Было темно. Не совсем темно. Он удивленно охнул: в ноздри ударила бензиновая вонь. Он сидел на крыше фургона, ноги болтались над задним бортом. Бампер лежал на спине, лицо разбито в кровавое месиво. Ночь. Но почему так светло? Его глаза наткнулись на огонек спички, зажатой между большим и указательным пальцем.

Пламя лизнуло палец, смоченный бензином. Он взвизгнул. Руку мгновенно охватило багровое пламя, тело вспыхнуло, как огромный фитиль. Пылающая капля упала в лужу бензина в кузове.

Пламя с ревом взметнулось к вершинам деревьев.

Его глаза широко открыты.
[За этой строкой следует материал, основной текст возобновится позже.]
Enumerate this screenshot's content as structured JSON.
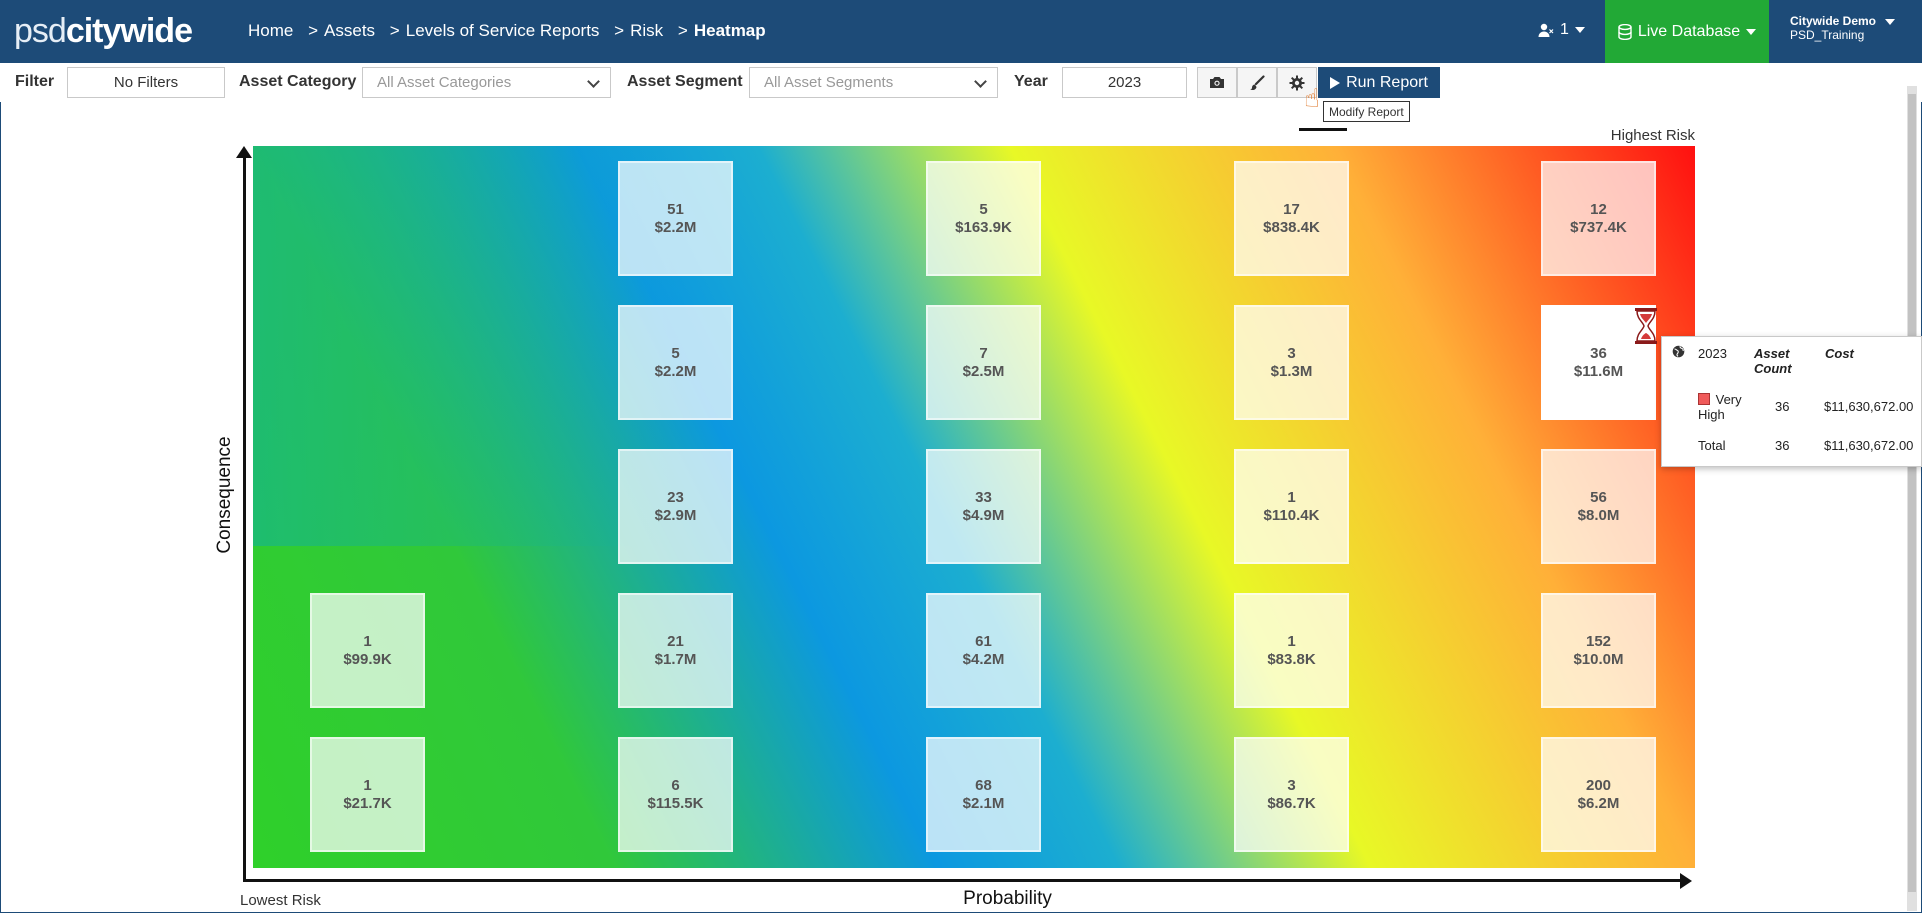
{
  "header": {
    "logo_part1": "psd",
    "logo_part2": "citywide",
    "breadcrumbs": [
      {
        "label": "Home"
      },
      {
        "label": "Assets"
      },
      {
        "label": "Levels of Service Reports"
      },
      {
        "label": "Risk"
      },
      {
        "label": "Heatmap"
      }
    ],
    "crumb_sep": ">",
    "user_count": "1",
    "database_label": "Live Database",
    "account_name": "Citywide Demo",
    "account_sub": "PSD_Training"
  },
  "toolbar": {
    "filter_label": "Filter",
    "filter_value": "No Filters",
    "asset_category_label": "Asset Category",
    "asset_category_placeholder": "All Asset Categories",
    "asset_segment_label": "Asset Segment",
    "asset_segment_placeholder": "All Asset Segments",
    "year_label": "Year",
    "year_value": "2023",
    "run_report_label": "Run Report",
    "tooltip": "Modify Report"
  },
  "heatmap": {
    "y_axis_label": "Consequence",
    "x_axis_label": "Probability",
    "highest_label": "Highest Risk",
    "lowest_label": "Lowest Risk",
    "rows": [
      [
        null,
        {
          "count": "51",
          "cost": "$2.2M"
        },
        {
          "count": "5",
          "cost": "$163.9K"
        },
        {
          "count": "17",
          "cost": "$838.4K"
        },
        {
          "count": "12",
          "cost": "$737.4K"
        }
      ],
      [
        null,
        {
          "count": "5",
          "cost": "$2.2M"
        },
        {
          "count": "7",
          "cost": "$2.5M"
        },
        {
          "count": "3",
          "cost": "$1.3M"
        },
        {
          "count": "36",
          "cost": "$11.6M",
          "highlighted": true
        }
      ],
      [
        null,
        {
          "count": "23",
          "cost": "$2.9M"
        },
        {
          "count": "33",
          "cost": "$4.9M"
        },
        {
          "count": "1",
          "cost": "$110.4K"
        },
        {
          "count": "56",
          "cost": "$8.0M"
        }
      ],
      [
        {
          "count": "1",
          "cost": "$99.9K"
        },
        {
          "count": "21",
          "cost": "$1.7M"
        },
        {
          "count": "61",
          "cost": "$4.2M"
        },
        {
          "count": "1",
          "cost": "$83.8K"
        },
        {
          "count": "152",
          "cost": "$10.0M"
        }
      ],
      [
        {
          "count": "1",
          "cost": "$21.7K"
        },
        {
          "count": "6",
          "cost": "$115.5K"
        },
        {
          "count": "68",
          "cost": "$2.1M"
        },
        {
          "count": "3",
          "cost": "$86.7K"
        },
        {
          "count": "200",
          "cost": "$6.2M"
        }
      ]
    ]
  },
  "popup": {
    "year": "2023",
    "col_count_line1": "Asset",
    "col_count_line2": "Count",
    "col_cost": "Cost",
    "row_label_line1": "Very",
    "row_label_line2": "High",
    "row_color": "#f05a5a",
    "row_count": "36",
    "row_cost": "$11,630,672.00",
    "total_label": "Total",
    "total_count": "36",
    "total_cost": "$11,630,672.00"
  },
  "icons": {
    "camera": "camera-icon",
    "brush": "brush-icon",
    "gear": "gear-icon",
    "play": "play-icon",
    "database": "database-icon",
    "user": "user-icon",
    "globe": "globe-icon",
    "hourglass": "hourglass-icon",
    "hand": "hand-pointer-icon"
  }
}
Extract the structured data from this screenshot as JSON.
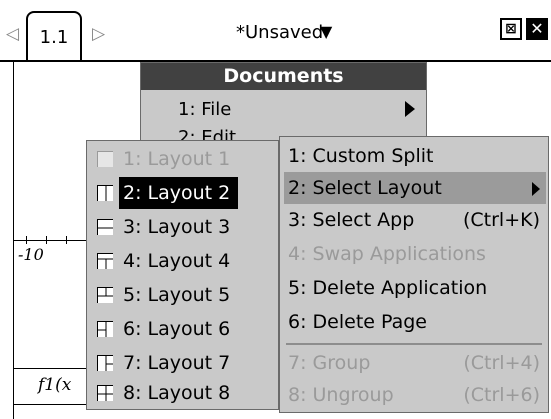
{
  "tabs": {
    "nav_prev": "◁",
    "current_label": "1.1",
    "nav_next": "▷"
  },
  "document": {
    "title": "*Unsaved",
    "dropdown_glyph": "▼"
  },
  "status": {
    "battery_glyph": "⊠",
    "close_glyph": "✕"
  },
  "graph": {
    "x_axis_label": "-10",
    "function_label": "f1(x"
  },
  "documents_menu": {
    "header": "Documents",
    "items": [
      {
        "label": "1: File"
      },
      {
        "label": "2: Edit"
      }
    ]
  },
  "layout_menu": {
    "items": [
      {
        "label": "1: Layout 1",
        "state": "disabled",
        "icon": "layout-1-icon"
      },
      {
        "label": "2: Layout 2",
        "state": "selected",
        "icon": "layout-2-icon"
      },
      {
        "label": "3: Layout 3",
        "state": "normal",
        "icon": "layout-3-icon"
      },
      {
        "label": "4: Layout 4",
        "state": "normal",
        "icon": "layout-4-icon"
      },
      {
        "label": "5: Layout 5",
        "state": "normal",
        "icon": "layout-5-icon"
      },
      {
        "label": "6: Layout 6",
        "state": "normal",
        "icon": "layout-6-icon"
      },
      {
        "label": "7: Layout 7",
        "state": "normal",
        "icon": "layout-7-icon"
      },
      {
        "label": "8: Layout 8",
        "state": "normal",
        "icon": "layout-8-icon"
      }
    ]
  },
  "actions_menu": {
    "items": [
      {
        "label": "1: Custom Split",
        "shortcut": "",
        "state": "normal"
      },
      {
        "label": "2: Select Layout",
        "shortcut": "",
        "state": "highlight"
      },
      {
        "label": "3: Select App",
        "shortcut": "(Ctrl+K)",
        "state": "normal"
      },
      {
        "label": "4: Swap Applications",
        "shortcut": "",
        "state": "disabled"
      },
      {
        "label": "5: Delete Application",
        "shortcut": "",
        "state": "normal"
      },
      {
        "label": "6: Delete Page",
        "shortcut": "",
        "state": "normal"
      },
      {
        "label": "7: Group",
        "shortcut": "(Ctrl+4)",
        "state": "disabled"
      },
      {
        "label": "8: Ungroup",
        "shortcut": "(Ctrl+6)",
        "state": "disabled"
      }
    ]
  },
  "colors": {
    "menu_bg": "#c9c9c9",
    "menu_header_bg": "#414141",
    "highlight_bg": "#9b9b9b",
    "selected_bg": "#000000",
    "disabled_text": "#9a9a9a"
  }
}
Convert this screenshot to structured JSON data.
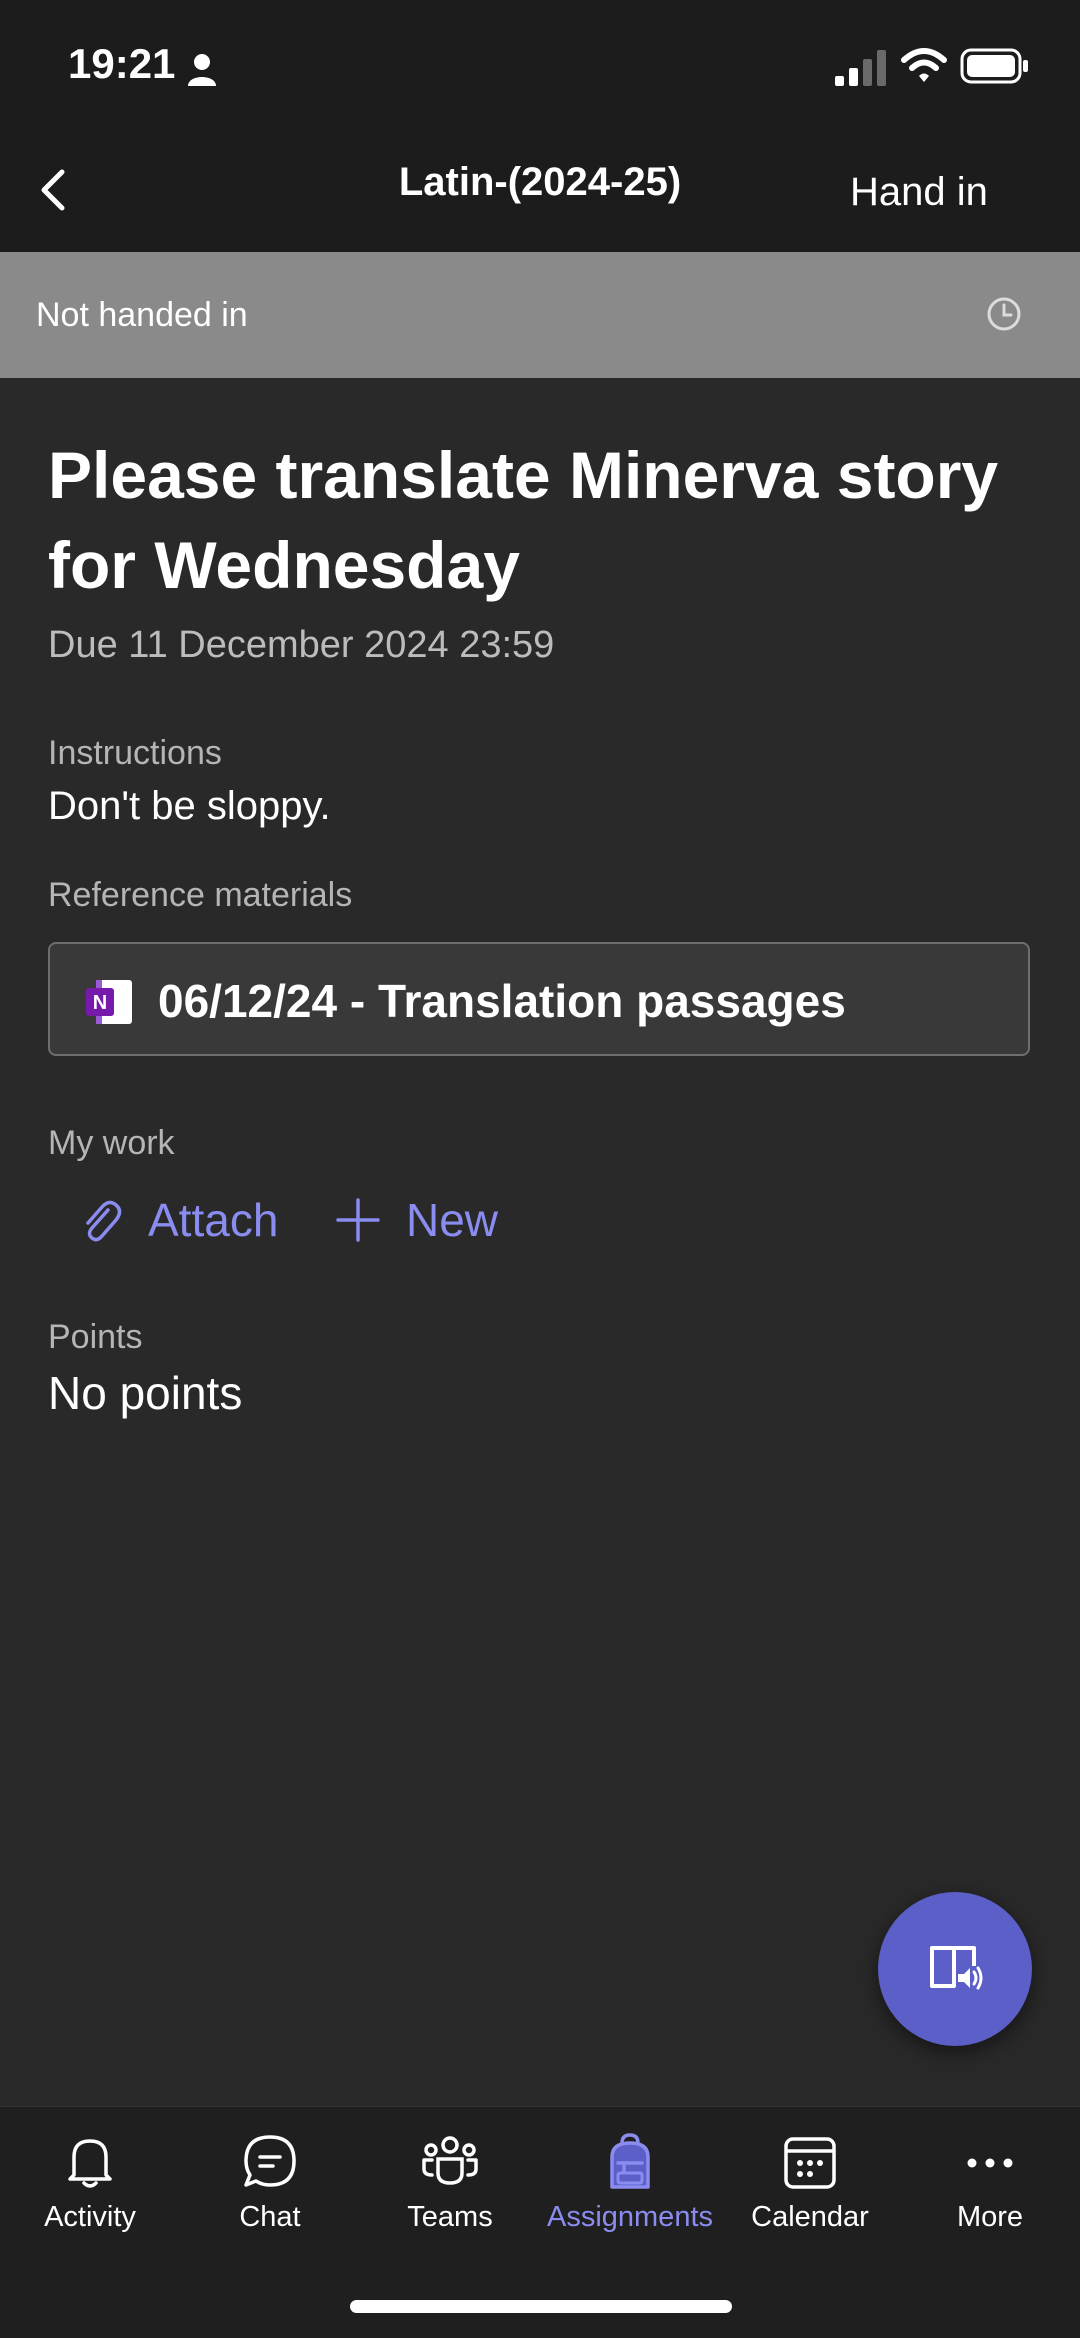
{
  "status_bar": {
    "time": "19:21"
  },
  "nav": {
    "title": "Latin-(2024-25)",
    "hand_in_label": "Hand in"
  },
  "status_strip": {
    "text": "Not handed in"
  },
  "assignment": {
    "title": "Please translate Minerva story for Wednesday",
    "due": "Due 11 December 2024 23:59",
    "instructions_label": "Instructions",
    "instructions": "Don't be sloppy.",
    "reference_label": "Reference materials",
    "reference_item": "06/12/24 - Translation passages",
    "my_work_label": "My work",
    "attach_label": "Attach",
    "new_label": "New",
    "points_label": "Points",
    "points_value": "No points"
  },
  "tabs": [
    {
      "label": "Activity",
      "icon": "bell-icon"
    },
    {
      "label": "Chat",
      "icon": "chat-icon"
    },
    {
      "label": "Teams",
      "icon": "teams-icon"
    },
    {
      "label": "Assignments",
      "icon": "backpack-icon",
      "active": true
    },
    {
      "label": "Calendar",
      "icon": "calendar-icon"
    },
    {
      "label": "More",
      "icon": "more-icon"
    }
  ],
  "colors": {
    "accent": "#8b8cf0",
    "fab": "#5b5fc7",
    "background": "#292929",
    "status_strip": "#8a8a8a"
  }
}
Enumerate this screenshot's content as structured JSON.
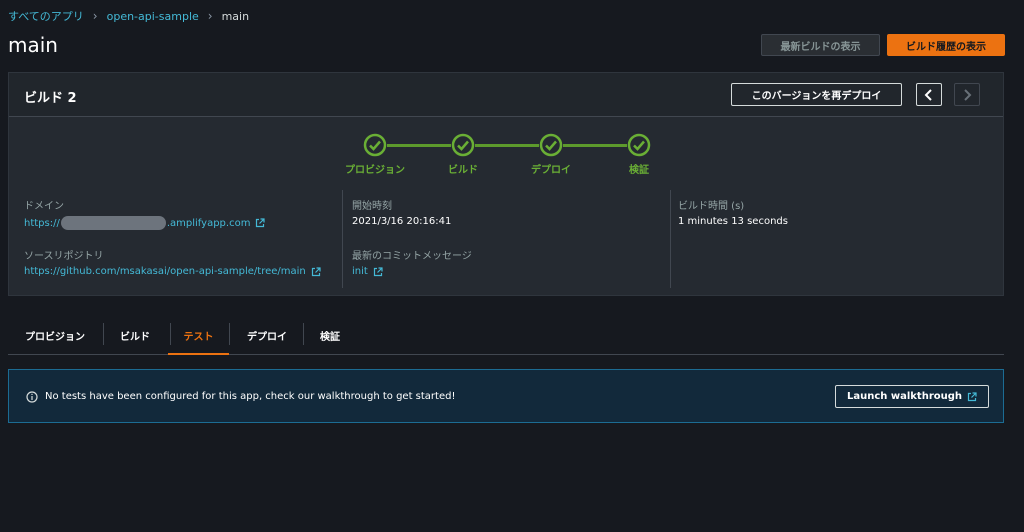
{
  "breadcrumb": {
    "items": [
      "すべてのアプリ",
      "open-api-sample",
      "main"
    ]
  },
  "page": {
    "title": "main",
    "buttons": {
      "latest_build": "最新ビルドの表示",
      "build_history": "ビルド履歴の表示"
    }
  },
  "build": {
    "title": "ビルド 2",
    "redeploy_label": "このバージョンを再デプロイ",
    "steps": [
      "プロビジョン",
      "ビルド",
      "デプロイ",
      "検証"
    ],
    "details": {
      "domain_label": "ドメイン",
      "domain_prefix": "https://",
      "domain_suffix": ".amplifyapp.com",
      "repo_label": "ソースリポジトリ",
      "repo_url": "https://github.com/msakasai/open-api-sample/tree/main",
      "start_label": "開始時刻",
      "start_value": "2021/3/16 20:16:41",
      "commit_label": "最新のコミットメッセージ",
      "commit_value": "init",
      "duration_label": "ビルド時間 (s)",
      "duration_value": "1 minutes 13 seconds"
    }
  },
  "tabs": {
    "items": [
      "プロビジョン",
      "ビルド",
      "テスト",
      "デプロイ",
      "検証"
    ],
    "active": "テスト"
  },
  "alert": {
    "message": "No tests have been configured for this app, check our walkthrough to get started!",
    "button": "Launch walkthrough"
  },
  "colors": {
    "background": "#16191f",
    "panel": "#252a31",
    "accent_orange": "#ec7211",
    "success_green": "#6aaf35",
    "link_blue": "#44b9d6",
    "info_bg": "#12293b"
  }
}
Он оказался словно в ядре солнца. Повсюду ослепительный свет и жар, миллионами клыков рвущий кожу.

С крыши фургона сорвалась живая молния, пронеслась к деревьям, вопя и опаляя зеленую листву.

Он кричал на бегу, зная, что умирает, но еще надеясь, что сможет убежать от смерти, вырваться из второй, огненной кожи. Выкипающие глаза еще различали набегающие из темноты древесные стволы, кочки, кроликов, прыскающих из-под ног огненной кометы, несущейся по земле.

Впереди, подобно чудесному видению, возникло озеро.

Глубокое прохладное озеро. Снова ожила надежда. Добежать до озера. Погасить огонь. Он останется жив. Останется жив!

Под ногами хлюпает грязь. Огненными клочьями отваливаются куски свитера. Бейсбольная кепка, которую чудесным образом пощадил огонь, по-прежнему крепко держится на голове.

Озеро отражает золотое сияние. Пылающая комета летит к воде. Еще, еще немного...

Горящая ступня цепляется за корень. Он с криком падает лицом вниз. Со следующим вздохом в легкие врывается огонь. Легкие спекаются. Он перекатывается на спину и замирает, клокоча горлом. Жир его тела просачиваясь наружу, загорается.

Озеро рядом, но все равно, что в тысяче миль. Кровь прикипает к коже. Огонь освещает нависающую ветвь. Зеленые листья перед горящими глазами танцуют вместе со звездами.

Глава 17

Понедельник

К тому времени, как ничего не подозревающий хозяин дома спустился вниз готовить завтрак, все следы ночных событий были уничтожены, ломик утоплен в пруд, а кровь Толстяка на клумбе присыпана землей. Под утренним солнцем шрамы на лице раненого стянулись и горели. Нога, растревоженная нагрузкой, ныла так, что он еле доковылял до дома, но человек чувствовал себя бодро. Все шло как надо. Малютка Эми – настоящее сокровище для него.